HALLOMAKASSAR.COM – Lima terdakwa kasus dugaan korupsi proyek Pengadaan Bibit Nanas di Dinas Tanaman Pangan, Hortikultura dan Perkebunan (DTPHBun) Provinsi Sulsel tahun anggaran 2023-2024 jalani sidang perdana di Pengadilan Tipikor pada Pengadilan Negeri (PN) Makassar, Rabu (29/7/2026) sore.
Para terdakwa yang disidangkan masing-masing Rimawaty Mansyur selaku Direktur Utama PT. Almira Agro Nusantara dan pemenang tender proyek pengadaan bibit nanas dan Rio Erlangga dari pihak swasta asal Kota Bogor.
Kemudian Hasan Sulaiman yang merupakan tim pendamping Pj Gubernur Sulsel tahun 2023-2024, Ririn Riyan Saputra Ajnur seorang ASN di Pemkab Takalar dan bertugas sebagai pelaksana kegiatan proyek, dan Uvan Nurwahidah sebagai Kuasa Pengguna Anggaran dan Pejabat Pembuat Komitmen (KPA dan PPK).
Mereka menjalani sidang di ruang sidang Prof. Dr Bagir Manan, PN Makassar, Jalan R.A Kartini, Kecamatan Ujung Pandang, Kota Makassar. Awalnya sidang pembacaan dakwaan ini dijadwalkan digelar pukul 10.00 WITA, namun hingga pukul 13.44 WITA sidang tak kunjung dilaksanakan, salah satu kendalanya karena mati lampu di gedung PN Makassar.
Sidang baru dibuka pukul 02.00 WITA dengan mendudukkan kelima terdakwa.
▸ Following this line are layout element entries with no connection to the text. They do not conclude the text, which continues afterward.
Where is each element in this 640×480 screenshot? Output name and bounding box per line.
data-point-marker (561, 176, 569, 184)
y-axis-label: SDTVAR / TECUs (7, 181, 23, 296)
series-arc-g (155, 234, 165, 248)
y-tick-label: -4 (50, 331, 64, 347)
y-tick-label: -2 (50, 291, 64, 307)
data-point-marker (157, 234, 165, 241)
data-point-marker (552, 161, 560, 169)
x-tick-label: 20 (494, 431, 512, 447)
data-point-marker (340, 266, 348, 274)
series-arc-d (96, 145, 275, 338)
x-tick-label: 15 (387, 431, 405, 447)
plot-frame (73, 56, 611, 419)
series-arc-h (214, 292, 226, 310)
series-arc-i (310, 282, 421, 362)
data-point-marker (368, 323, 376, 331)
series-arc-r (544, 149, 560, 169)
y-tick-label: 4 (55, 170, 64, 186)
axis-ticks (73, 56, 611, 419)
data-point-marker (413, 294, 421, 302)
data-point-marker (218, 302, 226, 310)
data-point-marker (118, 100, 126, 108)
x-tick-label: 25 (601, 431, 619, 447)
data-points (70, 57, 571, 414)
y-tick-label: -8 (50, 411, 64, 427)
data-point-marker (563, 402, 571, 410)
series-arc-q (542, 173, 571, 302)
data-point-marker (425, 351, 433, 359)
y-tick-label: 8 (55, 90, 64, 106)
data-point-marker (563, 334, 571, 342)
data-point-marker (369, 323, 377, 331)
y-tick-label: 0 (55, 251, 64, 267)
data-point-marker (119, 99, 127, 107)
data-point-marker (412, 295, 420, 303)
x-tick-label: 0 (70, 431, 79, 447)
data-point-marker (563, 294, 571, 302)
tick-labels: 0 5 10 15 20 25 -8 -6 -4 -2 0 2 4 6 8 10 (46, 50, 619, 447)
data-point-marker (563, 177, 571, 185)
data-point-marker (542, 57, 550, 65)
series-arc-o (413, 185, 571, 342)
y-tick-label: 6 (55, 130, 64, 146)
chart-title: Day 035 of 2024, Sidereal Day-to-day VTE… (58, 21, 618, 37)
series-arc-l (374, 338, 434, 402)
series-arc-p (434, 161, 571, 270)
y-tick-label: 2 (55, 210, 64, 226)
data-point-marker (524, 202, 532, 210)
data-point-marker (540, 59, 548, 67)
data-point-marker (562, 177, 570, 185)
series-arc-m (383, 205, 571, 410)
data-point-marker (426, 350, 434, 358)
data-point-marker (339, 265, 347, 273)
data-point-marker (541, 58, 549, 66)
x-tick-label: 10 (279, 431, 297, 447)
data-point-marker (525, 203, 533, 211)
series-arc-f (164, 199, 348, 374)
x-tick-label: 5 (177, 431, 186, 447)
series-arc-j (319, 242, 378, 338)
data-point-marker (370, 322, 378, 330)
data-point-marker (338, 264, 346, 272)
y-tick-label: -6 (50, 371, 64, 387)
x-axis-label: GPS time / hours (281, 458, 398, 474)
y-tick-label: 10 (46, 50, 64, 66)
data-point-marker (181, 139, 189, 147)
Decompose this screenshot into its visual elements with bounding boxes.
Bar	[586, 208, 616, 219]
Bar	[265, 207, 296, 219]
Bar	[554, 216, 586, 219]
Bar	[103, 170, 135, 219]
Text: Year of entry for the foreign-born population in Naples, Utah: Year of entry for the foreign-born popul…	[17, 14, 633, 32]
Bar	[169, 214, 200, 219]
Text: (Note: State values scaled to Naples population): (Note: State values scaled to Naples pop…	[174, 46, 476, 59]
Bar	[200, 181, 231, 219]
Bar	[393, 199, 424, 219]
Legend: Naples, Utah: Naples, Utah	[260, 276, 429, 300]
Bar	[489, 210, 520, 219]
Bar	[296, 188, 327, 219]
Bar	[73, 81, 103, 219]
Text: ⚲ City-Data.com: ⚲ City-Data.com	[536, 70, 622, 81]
Pantauan Rakyat Sulsel di PN Makassar, seluruh terdakwa mengenakan baju putih, mereka hadir di PN Makassar didampingi oleh keluarga dan kuasa hukum masing-masing.
Dalam ruang sidang, di kursi Jaksa Penuntut Umum (JPU) diisi oleh enam orang JPU dari Kejaksaan Tinggi Sulawesi Selatan (Sulsel). Sementara di kursi kuasa hukum terdakwa ada sembilan orang pengacara yang diketahui pengacara masing-masing terdakwa.
Sebelum masuk pembacaan dakwaan oleh JPU, Majelis Hakim yang memimpin sidang terlebih dahulu meminta berkas dan surat kuasa masing-masing kuasa hukum terdakwa. Setelah itu Majelis Hakim membacakan satu persatu identitas terdakwa.
“Mau dibacakan bersamaan?,” tanya Majis Hakim yang selanjutnya disepakati oleh seluruh kuasa hukum terdakwa.
Untuk diketahui, dalam perkara ini Kejati Sulsel menduga terjadi praktik penggelembungan harga (mark-up) dan indikasi pengadaan fiktif pada proyek senilai sekitar Rp60 miliar tersebut. Akibat dugaan penyimpangan itu, kerugian keuangan negara diperkirakan mencapai sekitar Rp50 miliar.
Sebagai bagian dari upaya pemulihan kerugian negara, penyidik Pidsus Kejati Sulsel telah menyita uang sebesar Rp1,25 miliar dari salah seorang tersangka. Selain itu, tersangka berinisial RM juga telah mengembalikan uang sebesar Rp3,08 miliar.
Dengan demikian, total dana yang berhasil diamankan melalui penyitaan dan pengembalian dalam perkara ini mencapai sekitar Rp4,33 miliar.(*)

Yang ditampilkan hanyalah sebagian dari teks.